By 1785 she was a singer being paid 60 guineas to perform at the Rotunda Summer concerts. The year she married a surgeon names William Clendining. She retired from the stage and they had a daughter. She returned to performing when her husband was sent to the debtors' prison.

In 1791 went to stay in London with the English singer Elizabeth Billington who she had met in Dublin. Clendinning had only a few pounds, her husband was in prison and she had a small family. She tried and failed to find work in London, but she had a contact in Bath. She had met the flautist Andrew Ashe at the Dublin Rotunda concerts and he now directed the Bath concerts. He introduced her to Venanzio Rauzzini who gave her singing lessons. Rauzzini tried her out at a benefit concert for Ashe and she was then engaged by the "Catch Club" in Bath. Her benefit there in 1792 raised enough money to pay off her husband's debts. He left prison in Dublin and took a job as a ship's surgeon and died in 1793 at Portsmouth.

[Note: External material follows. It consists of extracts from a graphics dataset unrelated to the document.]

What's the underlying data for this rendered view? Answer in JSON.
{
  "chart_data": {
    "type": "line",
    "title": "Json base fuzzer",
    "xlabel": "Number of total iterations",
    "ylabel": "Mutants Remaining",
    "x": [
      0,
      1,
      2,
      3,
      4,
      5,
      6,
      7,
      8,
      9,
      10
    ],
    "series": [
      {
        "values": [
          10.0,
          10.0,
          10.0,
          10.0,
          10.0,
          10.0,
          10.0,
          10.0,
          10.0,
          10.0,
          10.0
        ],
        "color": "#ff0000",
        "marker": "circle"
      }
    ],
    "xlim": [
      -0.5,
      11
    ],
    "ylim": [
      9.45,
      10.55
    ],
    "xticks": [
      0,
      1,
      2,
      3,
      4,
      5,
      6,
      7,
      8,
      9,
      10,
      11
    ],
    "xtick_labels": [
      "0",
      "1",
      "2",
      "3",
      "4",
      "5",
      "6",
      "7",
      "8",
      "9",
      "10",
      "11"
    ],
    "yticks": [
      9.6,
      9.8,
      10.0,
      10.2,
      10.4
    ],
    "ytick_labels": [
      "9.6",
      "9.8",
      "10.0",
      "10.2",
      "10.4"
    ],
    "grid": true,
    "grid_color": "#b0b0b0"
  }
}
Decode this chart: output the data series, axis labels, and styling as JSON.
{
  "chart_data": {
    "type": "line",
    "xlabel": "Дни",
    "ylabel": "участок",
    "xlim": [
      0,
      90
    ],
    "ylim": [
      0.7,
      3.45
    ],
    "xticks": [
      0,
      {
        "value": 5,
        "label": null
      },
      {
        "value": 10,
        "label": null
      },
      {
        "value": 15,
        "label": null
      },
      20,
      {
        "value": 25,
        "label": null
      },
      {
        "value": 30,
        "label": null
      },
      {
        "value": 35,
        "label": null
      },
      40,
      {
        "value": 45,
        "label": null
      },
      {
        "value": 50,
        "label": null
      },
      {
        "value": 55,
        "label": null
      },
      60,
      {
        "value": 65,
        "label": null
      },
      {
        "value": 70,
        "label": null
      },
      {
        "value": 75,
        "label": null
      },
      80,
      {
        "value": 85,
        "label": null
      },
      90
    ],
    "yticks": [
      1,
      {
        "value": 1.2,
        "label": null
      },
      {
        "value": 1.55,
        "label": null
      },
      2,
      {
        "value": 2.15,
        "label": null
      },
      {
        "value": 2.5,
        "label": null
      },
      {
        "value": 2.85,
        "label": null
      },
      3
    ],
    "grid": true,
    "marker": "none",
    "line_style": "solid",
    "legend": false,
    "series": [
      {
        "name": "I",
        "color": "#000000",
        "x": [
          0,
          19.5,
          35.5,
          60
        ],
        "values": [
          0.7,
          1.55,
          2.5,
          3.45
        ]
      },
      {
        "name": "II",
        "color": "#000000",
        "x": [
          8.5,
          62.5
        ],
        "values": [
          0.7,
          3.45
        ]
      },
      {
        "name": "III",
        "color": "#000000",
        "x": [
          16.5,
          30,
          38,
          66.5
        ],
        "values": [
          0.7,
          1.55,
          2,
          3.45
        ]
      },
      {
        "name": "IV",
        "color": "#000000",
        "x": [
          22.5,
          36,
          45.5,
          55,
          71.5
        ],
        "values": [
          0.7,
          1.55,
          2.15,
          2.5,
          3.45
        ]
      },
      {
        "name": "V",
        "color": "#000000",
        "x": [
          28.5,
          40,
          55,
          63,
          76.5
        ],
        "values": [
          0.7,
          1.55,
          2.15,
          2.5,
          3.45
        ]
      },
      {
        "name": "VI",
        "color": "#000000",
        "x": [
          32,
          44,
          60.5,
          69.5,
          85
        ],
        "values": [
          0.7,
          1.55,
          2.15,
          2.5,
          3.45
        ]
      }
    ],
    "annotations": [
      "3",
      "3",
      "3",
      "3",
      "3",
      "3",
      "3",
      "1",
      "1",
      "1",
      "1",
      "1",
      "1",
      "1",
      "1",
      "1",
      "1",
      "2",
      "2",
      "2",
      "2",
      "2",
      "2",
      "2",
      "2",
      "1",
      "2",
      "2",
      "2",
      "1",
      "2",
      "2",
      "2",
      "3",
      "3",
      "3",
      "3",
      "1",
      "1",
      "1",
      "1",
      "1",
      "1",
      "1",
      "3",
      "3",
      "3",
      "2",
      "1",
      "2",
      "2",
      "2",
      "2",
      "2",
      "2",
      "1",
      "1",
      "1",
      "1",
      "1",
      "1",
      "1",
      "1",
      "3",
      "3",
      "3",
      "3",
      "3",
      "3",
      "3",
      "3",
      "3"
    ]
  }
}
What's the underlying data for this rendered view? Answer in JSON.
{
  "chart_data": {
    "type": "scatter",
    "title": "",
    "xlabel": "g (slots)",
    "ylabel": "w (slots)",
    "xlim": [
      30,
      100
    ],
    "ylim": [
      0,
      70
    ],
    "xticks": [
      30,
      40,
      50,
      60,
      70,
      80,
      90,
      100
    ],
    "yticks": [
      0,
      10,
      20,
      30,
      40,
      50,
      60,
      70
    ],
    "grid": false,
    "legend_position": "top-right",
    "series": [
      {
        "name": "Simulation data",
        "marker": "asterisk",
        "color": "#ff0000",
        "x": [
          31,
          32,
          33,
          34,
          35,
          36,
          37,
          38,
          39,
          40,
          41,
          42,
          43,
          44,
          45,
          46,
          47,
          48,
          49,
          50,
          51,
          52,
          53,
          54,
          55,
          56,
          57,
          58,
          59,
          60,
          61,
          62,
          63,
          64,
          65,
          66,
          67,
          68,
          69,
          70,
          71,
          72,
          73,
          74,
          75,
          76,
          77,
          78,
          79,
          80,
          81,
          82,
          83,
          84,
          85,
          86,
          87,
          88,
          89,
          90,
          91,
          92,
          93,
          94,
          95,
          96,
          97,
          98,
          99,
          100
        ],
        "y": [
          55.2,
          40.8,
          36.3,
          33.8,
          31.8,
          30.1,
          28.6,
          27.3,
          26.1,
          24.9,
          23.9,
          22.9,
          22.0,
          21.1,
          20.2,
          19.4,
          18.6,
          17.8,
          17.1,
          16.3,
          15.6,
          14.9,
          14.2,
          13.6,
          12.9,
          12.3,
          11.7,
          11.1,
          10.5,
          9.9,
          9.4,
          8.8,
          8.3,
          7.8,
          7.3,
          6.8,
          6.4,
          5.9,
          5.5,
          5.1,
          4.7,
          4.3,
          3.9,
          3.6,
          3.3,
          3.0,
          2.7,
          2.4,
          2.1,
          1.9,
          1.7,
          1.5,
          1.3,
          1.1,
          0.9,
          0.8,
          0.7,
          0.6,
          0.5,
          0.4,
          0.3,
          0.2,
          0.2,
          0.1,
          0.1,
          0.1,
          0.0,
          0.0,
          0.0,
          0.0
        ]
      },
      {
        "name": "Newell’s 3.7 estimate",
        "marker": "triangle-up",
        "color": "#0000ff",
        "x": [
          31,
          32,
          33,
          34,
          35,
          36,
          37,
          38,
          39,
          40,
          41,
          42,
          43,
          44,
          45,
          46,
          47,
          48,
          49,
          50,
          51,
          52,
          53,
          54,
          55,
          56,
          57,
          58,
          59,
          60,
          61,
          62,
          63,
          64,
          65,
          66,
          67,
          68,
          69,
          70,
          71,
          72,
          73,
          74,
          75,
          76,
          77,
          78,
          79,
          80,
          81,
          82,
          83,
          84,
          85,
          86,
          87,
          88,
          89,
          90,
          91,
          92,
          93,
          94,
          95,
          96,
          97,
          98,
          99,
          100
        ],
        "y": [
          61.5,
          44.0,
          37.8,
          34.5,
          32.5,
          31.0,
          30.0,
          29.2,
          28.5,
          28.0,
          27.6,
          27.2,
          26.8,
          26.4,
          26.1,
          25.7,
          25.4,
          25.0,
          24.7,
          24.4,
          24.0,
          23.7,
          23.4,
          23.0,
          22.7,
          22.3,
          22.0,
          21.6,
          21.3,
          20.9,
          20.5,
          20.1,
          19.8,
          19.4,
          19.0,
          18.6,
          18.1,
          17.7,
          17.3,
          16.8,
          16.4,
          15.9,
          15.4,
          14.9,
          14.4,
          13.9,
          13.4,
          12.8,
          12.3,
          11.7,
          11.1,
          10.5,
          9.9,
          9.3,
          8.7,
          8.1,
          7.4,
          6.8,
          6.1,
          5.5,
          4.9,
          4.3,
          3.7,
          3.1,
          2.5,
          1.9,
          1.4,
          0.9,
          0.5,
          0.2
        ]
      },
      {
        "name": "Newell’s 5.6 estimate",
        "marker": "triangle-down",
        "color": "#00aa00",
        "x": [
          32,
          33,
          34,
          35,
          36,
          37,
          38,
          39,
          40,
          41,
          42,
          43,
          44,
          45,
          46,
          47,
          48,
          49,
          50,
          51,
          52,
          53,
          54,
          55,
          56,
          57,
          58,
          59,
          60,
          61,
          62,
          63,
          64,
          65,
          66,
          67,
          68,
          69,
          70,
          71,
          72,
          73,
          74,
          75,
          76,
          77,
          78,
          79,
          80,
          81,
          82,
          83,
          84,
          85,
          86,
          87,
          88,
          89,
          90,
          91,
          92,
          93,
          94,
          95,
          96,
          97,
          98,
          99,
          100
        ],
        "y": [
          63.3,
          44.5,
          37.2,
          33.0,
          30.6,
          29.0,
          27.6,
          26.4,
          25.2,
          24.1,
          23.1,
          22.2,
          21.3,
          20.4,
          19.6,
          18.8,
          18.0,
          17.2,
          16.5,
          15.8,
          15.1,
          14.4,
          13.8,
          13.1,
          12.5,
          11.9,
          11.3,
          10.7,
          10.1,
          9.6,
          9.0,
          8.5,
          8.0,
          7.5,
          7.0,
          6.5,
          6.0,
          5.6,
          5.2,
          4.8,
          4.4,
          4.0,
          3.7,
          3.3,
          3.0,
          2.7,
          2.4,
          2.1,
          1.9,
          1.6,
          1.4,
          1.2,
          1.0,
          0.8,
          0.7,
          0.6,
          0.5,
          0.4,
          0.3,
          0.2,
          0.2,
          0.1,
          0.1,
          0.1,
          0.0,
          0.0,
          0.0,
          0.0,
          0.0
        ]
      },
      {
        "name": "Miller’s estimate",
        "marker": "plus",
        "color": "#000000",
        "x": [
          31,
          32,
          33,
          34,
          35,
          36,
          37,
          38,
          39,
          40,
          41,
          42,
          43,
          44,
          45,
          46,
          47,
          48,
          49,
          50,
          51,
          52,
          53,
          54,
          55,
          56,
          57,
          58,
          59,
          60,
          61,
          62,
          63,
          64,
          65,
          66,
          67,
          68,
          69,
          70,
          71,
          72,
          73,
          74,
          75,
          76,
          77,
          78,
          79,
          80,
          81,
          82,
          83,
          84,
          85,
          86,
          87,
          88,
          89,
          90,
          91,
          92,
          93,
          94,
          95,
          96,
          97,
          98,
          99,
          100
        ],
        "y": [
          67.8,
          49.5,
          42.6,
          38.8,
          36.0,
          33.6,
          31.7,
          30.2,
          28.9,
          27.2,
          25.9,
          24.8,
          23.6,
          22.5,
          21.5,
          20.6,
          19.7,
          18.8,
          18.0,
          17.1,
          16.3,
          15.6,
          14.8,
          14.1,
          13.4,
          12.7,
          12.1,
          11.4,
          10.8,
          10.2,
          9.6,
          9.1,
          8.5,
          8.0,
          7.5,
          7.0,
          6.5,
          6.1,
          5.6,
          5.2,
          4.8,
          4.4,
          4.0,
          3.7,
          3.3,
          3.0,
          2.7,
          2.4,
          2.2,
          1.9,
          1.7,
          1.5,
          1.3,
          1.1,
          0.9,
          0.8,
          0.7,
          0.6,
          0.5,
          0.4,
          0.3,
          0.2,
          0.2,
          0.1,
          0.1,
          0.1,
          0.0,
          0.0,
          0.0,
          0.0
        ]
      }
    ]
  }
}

In 1792 William Shield created a part for her in his work "Hartford Bridge". She appeared in the role of Clara and this was her debut at Covent Garden and her debut on the stage. It went well and she had to give an encore when she completed her first song.

In 1797 she returned from Ireland where she had been singing with Charles Incledon to perform again at Covent Garden. She was ill and this was her last season at Covent Garden. She appeared in "Bantry Bay" in the March.

In August 17?? she was appearing in her own benefit performance in Brighton before the Countess of Jersey. The benefit raised £80.

Clendining died in Edinburgh in 1799.